Suppose, for example, that a witness makes a statement to the police that supports a particular view of the facts surrounding an offence (see previous statement), and is later called as a witness to be examined on that view. If he then offers evidence that is in outright disagreement with his original statement, the party calling him may ask the judge to grant leave to treat him as a hostile witness. If leave is granted, the witness may be examined on his previous statement, and he may be asked leading questions (RVThompson1976).
Until recently it was strictly the case that evidence of previous statements, whether made by a hostile witness or not, were not admissible to show the truth of their contents, but only to attack the credibility of the witness's testimony. In practice, particular in jury trials, it was impossible to expunge from the memory the contents of the previous statement, and it would be almost impossible not to take it into account. This situation is tidied up by s.119 of the CJA_2003, which allows for previous statements to be admitted to prove the truth of the matters stated.

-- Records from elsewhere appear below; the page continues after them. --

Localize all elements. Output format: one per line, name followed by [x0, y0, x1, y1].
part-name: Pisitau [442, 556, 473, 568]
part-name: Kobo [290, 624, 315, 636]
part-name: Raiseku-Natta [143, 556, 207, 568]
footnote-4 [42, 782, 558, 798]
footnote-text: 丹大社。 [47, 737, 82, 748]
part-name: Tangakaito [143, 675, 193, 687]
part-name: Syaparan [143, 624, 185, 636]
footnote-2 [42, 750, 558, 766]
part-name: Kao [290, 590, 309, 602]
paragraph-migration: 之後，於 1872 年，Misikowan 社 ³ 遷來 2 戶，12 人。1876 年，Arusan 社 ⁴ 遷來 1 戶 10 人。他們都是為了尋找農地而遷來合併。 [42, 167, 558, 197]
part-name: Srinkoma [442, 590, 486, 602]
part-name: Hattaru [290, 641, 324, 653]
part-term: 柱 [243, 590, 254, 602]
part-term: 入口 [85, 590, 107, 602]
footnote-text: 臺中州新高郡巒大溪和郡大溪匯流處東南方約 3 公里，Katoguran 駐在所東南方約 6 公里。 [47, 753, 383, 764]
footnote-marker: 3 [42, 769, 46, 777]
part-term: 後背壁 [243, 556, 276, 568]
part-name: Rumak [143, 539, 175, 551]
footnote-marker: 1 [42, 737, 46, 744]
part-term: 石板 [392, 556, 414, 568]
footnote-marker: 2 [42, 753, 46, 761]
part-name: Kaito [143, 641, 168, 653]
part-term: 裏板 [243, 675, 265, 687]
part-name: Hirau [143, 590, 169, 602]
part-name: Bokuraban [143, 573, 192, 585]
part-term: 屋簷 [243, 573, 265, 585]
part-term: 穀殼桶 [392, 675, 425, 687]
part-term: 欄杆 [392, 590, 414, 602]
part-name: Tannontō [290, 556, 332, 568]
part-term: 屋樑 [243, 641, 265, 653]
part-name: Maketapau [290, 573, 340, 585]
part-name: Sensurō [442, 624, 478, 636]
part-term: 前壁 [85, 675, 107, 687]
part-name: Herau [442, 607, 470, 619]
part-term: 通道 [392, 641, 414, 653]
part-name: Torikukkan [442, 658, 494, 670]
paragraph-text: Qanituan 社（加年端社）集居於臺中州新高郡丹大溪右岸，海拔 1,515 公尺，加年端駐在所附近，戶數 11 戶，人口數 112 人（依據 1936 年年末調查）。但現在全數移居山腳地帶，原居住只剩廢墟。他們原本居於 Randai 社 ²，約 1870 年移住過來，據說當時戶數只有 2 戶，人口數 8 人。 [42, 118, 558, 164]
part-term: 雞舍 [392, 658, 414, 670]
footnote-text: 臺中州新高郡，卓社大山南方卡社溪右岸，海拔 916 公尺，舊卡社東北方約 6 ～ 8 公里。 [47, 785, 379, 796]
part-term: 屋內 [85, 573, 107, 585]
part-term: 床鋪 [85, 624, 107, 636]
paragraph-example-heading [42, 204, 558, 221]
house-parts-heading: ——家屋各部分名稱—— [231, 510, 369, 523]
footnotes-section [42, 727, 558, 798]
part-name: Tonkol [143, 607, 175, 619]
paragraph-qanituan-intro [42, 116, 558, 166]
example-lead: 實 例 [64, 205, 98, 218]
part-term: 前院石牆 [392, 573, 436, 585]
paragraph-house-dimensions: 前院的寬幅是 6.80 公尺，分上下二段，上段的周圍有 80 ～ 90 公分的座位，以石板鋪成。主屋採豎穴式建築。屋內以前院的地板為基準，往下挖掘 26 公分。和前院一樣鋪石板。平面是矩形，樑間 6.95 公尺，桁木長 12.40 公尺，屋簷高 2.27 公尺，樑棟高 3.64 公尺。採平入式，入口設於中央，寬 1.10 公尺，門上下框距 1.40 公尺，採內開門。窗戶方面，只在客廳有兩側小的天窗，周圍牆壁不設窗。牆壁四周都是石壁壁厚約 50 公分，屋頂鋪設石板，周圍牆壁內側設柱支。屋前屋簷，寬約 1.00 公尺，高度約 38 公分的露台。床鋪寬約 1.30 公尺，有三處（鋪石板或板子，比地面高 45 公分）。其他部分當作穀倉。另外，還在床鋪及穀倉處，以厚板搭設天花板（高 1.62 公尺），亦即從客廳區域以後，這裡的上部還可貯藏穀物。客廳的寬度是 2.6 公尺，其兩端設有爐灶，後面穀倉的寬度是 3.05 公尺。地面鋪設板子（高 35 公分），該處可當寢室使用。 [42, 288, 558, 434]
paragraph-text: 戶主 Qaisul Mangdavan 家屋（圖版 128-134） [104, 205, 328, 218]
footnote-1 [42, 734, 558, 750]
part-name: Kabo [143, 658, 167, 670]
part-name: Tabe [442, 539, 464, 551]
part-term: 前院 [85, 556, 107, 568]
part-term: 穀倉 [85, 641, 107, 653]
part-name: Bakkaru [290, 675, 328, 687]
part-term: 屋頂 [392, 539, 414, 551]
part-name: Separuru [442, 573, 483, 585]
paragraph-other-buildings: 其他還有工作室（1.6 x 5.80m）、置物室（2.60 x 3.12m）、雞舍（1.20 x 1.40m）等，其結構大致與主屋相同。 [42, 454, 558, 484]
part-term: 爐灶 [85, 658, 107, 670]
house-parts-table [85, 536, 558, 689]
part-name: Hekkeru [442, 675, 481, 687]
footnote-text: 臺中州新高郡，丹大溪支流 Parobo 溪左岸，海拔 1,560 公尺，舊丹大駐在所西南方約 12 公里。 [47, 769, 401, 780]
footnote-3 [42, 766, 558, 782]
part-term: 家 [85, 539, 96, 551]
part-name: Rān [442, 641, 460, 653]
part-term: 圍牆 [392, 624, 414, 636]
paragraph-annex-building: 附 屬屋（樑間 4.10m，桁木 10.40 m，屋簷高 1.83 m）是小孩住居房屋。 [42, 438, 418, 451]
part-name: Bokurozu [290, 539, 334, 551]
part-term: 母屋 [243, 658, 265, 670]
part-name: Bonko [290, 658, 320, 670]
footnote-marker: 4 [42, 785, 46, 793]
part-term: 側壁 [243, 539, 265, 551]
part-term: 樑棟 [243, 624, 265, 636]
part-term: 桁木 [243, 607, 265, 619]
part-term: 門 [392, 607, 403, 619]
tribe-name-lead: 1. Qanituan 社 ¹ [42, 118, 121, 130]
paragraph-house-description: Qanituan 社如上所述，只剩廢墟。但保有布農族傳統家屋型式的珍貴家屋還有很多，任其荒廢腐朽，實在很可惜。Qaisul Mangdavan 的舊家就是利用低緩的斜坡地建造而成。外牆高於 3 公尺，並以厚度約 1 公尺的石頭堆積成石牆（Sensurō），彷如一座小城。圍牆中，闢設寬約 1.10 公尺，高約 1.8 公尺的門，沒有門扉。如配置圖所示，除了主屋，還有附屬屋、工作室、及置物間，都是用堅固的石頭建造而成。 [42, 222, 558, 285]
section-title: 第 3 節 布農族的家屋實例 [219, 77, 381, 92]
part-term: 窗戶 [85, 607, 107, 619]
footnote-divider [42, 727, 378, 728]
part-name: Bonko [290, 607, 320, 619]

Until recently there was some uncertainty whether a witness who was not compellable (see compellable witness) could be declared hostile. After all, if the witness cannot be compelled to testify at all, surely he or she cannot be compelled to testify in line with the expectations of the person calling that witness? However, in RVPitt1982 it was held that once a non-compellable witness takes the oath, that witness must give testimony just like any other witness, and so can be declared hostile. However, the Court of Appeal suggested that the situation should never arise -- the judge ought to ensure that a non-compellable witness is fully aware of his or her right not to testify before taking the oath.